Immediately following the vote, House Speaker Paul Ryan (R-Wisconsin) told reporters that if the government shuts down, it should be blamed on Senate Minority Leader Chuck Schumer (D-New York).
“We sincerely hope that cooler heads will prevail,” Ryan said.
The bill now goes to the Senate, where 60 votes are required to move the measure to a final vote. The resolution’s fate in the Senate is more uncertain, because Republicans only have 51 members and Democrats have 49, after the addition of Senator Doug Jones (D-Alabama) who defeated his Republican challenger, Roy Moore, last month.
In order to have the legislation successfully passed in the Senate, Republicans must wrangle more than a dozen votes from lawmakers who have not yet signed on. Three Republicans holding out on supporting the measure in its current form are, Senators Mike Rounds (R-South Dakota), Lindsey Graham (R-South Carolina) and Rand Paul (R-Kentucky).
Another vote the GOP will need is from Senator Dianne Feinstein (D-California).

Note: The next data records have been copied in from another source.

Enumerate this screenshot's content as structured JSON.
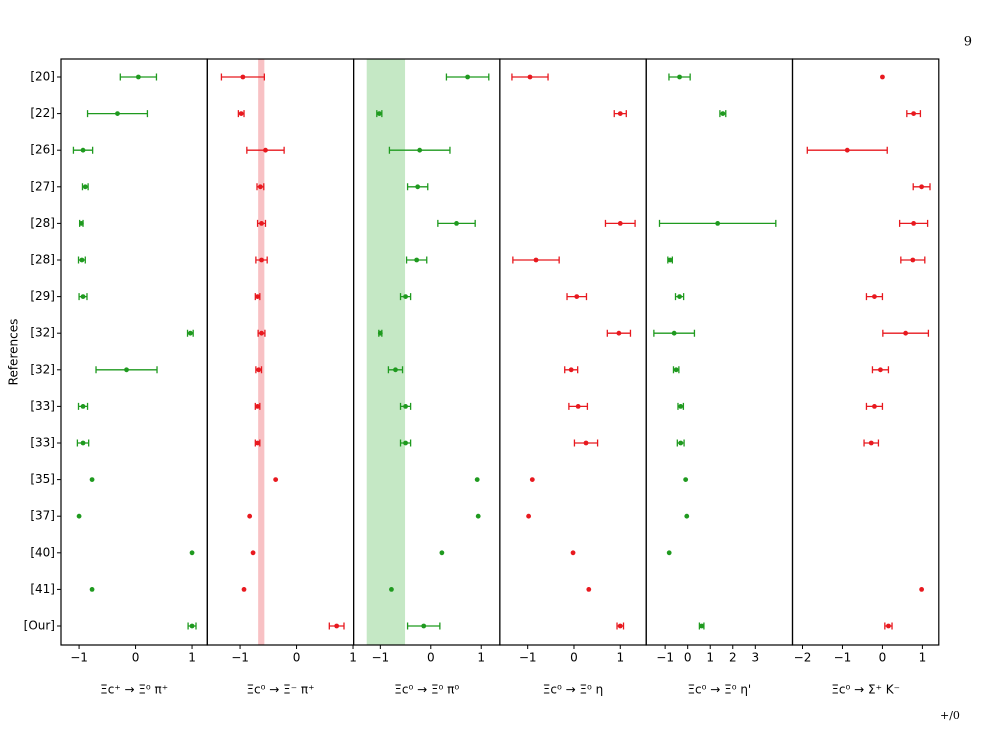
{
  "page_number": "9",
  "footer_fragment": "+/0",
  "chart_data": {
    "type": "errorbar_panels",
    "ylabel": "References",
    "categories": [
      "[20]",
      "[22]",
      "[26]",
      "[27]",
      "[28]",
      "[28]",
      "[29]",
      "[32]",
      "[32]",
      "[33]",
      "[33]",
      "[35]",
      "[37]",
      "[40]",
      "[41]",
      "[Our]"
    ],
    "panels": [
      {
        "xlabel": "Ξc⁺ → Ξ⁰ π⁺",
        "color": "#1f9a1f",
        "xlim": [
          -1.32,
          1.27
        ],
        "xticks": [
          {
            "value": -1,
            "label": "−1"
          },
          0,
          1
        ],
        "values": [
          0.05,
          -0.32,
          -0.93,
          -0.89,
          -0.96,
          -0.95,
          -0.93,
          0.97,
          -0.16,
          -0.93,
          -0.93,
          -0.77,
          -1.0,
          1.0,
          -0.77,
          1.0
        ],
        "errors": [
          0.32,
          0.53,
          0.17,
          0.05,
          0.03,
          0.06,
          0.07,
          0.05,
          0.54,
          0.08,
          0.1,
          null,
          null,
          null,
          null,
          0.07
        ]
      },
      {
        "xlabel": "Ξc⁰ → Ξ⁻ π⁺",
        "color": "#e8191f",
        "xlim": [
          -1.58,
          1.01
        ],
        "xticks": [
          {
            "value": -1,
            "label": "−1"
          },
          0,
          1
        ],
        "band": [
          -0.68,
          -0.57
        ],
        "band_color": "#f4a0a4",
        "values": [
          -0.95,
          -0.98,
          -0.55,
          -0.64,
          -0.62,
          -0.62,
          -0.69,
          -0.62,
          -0.67,
          -0.69,
          -0.69,
          -0.37,
          -0.83,
          -0.77,
          -0.93,
          0.71
        ],
        "errors": [
          0.38,
          0.05,
          0.33,
          0.06,
          0.07,
          0.1,
          0.04,
          0.06,
          0.05,
          0.04,
          0.04,
          null,
          null,
          null,
          null,
          0.13
        ]
      },
      {
        "xlabel": "Ξc⁰ → Ξ⁰ π⁰",
        "color": "#1f9a1f",
        "xlim": [
          -1.53,
          1.37
        ],
        "xticks": [
          {
            "value": -1,
            "label": "−1"
          },
          0,
          1
        ],
        "band": [
          -1.27,
          -0.51
        ],
        "band_color": "#a6dba6",
        "values": [
          0.73,
          -1.02,
          -0.22,
          -0.26,
          0.51,
          -0.28,
          -0.5,
          -1.0,
          -0.7,
          -0.5,
          -0.5,
          0.92,
          0.94,
          0.22,
          -0.78,
          -0.14
        ],
        "errors": [
          0.42,
          0.05,
          0.6,
          0.2,
          0.37,
          0.2,
          0.1,
          0.03,
          0.14,
          0.1,
          0.1,
          null,
          null,
          null,
          null,
          0.32
        ]
      },
      {
        "xlabel": "Ξc⁰ → Ξ⁰ η",
        "color": "#e8191f",
        "xlim": [
          -1.6,
          1.56
        ],
        "xticks": [
          {
            "value": -1,
            "label": "−1"
          },
          0,
          1
        ],
        "values": [
          -0.95,
          1.0,
          null,
          null,
          1.0,
          -0.82,
          0.06,
          0.97,
          -0.06,
          0.09,
          0.26,
          -0.9,
          -0.98,
          -0.02,
          0.32,
          1.0
        ],
        "errors": [
          0.39,
          0.13,
          null,
          null,
          0.32,
          0.5,
          0.21,
          0.25,
          0.14,
          0.2,
          0.25,
          null,
          null,
          null,
          null,
          0.07
        ]
      },
      {
        "xlabel": "Ξc⁰ → Ξ⁰ η'",
        "color": "#1f9a1f",
        "xlim": [
          -1.84,
          4.65
        ],
        "xticks": [
          {
            "value": -1,
            "label": "−1"
          },
          0,
          1,
          2,
          3
        ],
        "values": [
          -0.36,
          1.56,
          null,
          null,
          1.33,
          -0.78,
          -0.36,
          -0.6,
          -0.51,
          -0.31,
          -0.31,
          -0.09,
          -0.04,
          -0.82,
          null,
          0.62
        ],
        "errors": [
          0.47,
          0.13,
          null,
          null,
          2.58,
          0.1,
          0.18,
          0.9,
          0.12,
          0.12,
          0.15,
          null,
          null,
          null,
          null,
          0.1
        ]
      },
      {
        "xlabel": "Ξc⁰ → Σ⁺ K⁻",
        "color": "#e8191f",
        "xlim": [
          -2.25,
          1.41
        ],
        "xticks": [
          {
            "value": -2,
            "label": "−2"
          },
          {
            "value": -1,
            "label": "−1"
          },
          0,
          1
        ],
        "values": [
          0.0,
          0.78,
          -0.88,
          0.98,
          0.78,
          0.76,
          -0.2,
          0.58,
          -0.05,
          -0.2,
          -0.28,
          null,
          null,
          null,
          0.98,
          0.15
        ],
        "errors": [
          null,
          0.17,
          1.0,
          0.21,
          0.35,
          0.3,
          0.2,
          0.57,
          0.2,
          0.2,
          0.18,
          null,
          null,
          null,
          null,
          0.09
        ]
      }
    ]
  }
}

She released a statement Thursday saying, “I wouldn’t vote for a CR without the Dream Act, and I won’t do so now,” referencing the inclusion of the Development, Relief and Education for Alien Minors Act (Dream Act). The Act is not included in the bill. However, on Wednesday the senator sounded more cautious about not supporting the measure. Feinstein told CNN that she is “really hopeful we don't” come to a government shutdown.
Fox News reporter Chad Pergram tweeted Thursday night that Senator Schumer is trying to push a four or five day CR to try and avoid an immediate shutdown Friday night. Pergram added that a preliminary cloture vote in the Senate does not appear to be happening Thursday.
Schumer is pushing a 4 or 5 day CR to avoid an immediate shutdown. It does not appear there will be a cloture vote tonight. And they will not resolve this tonight.— Chad Pergram (@ChadPergram) January 19, 2018
If the measure is not approved by the Senate before midnight Friday, the US government will be forced to shut down.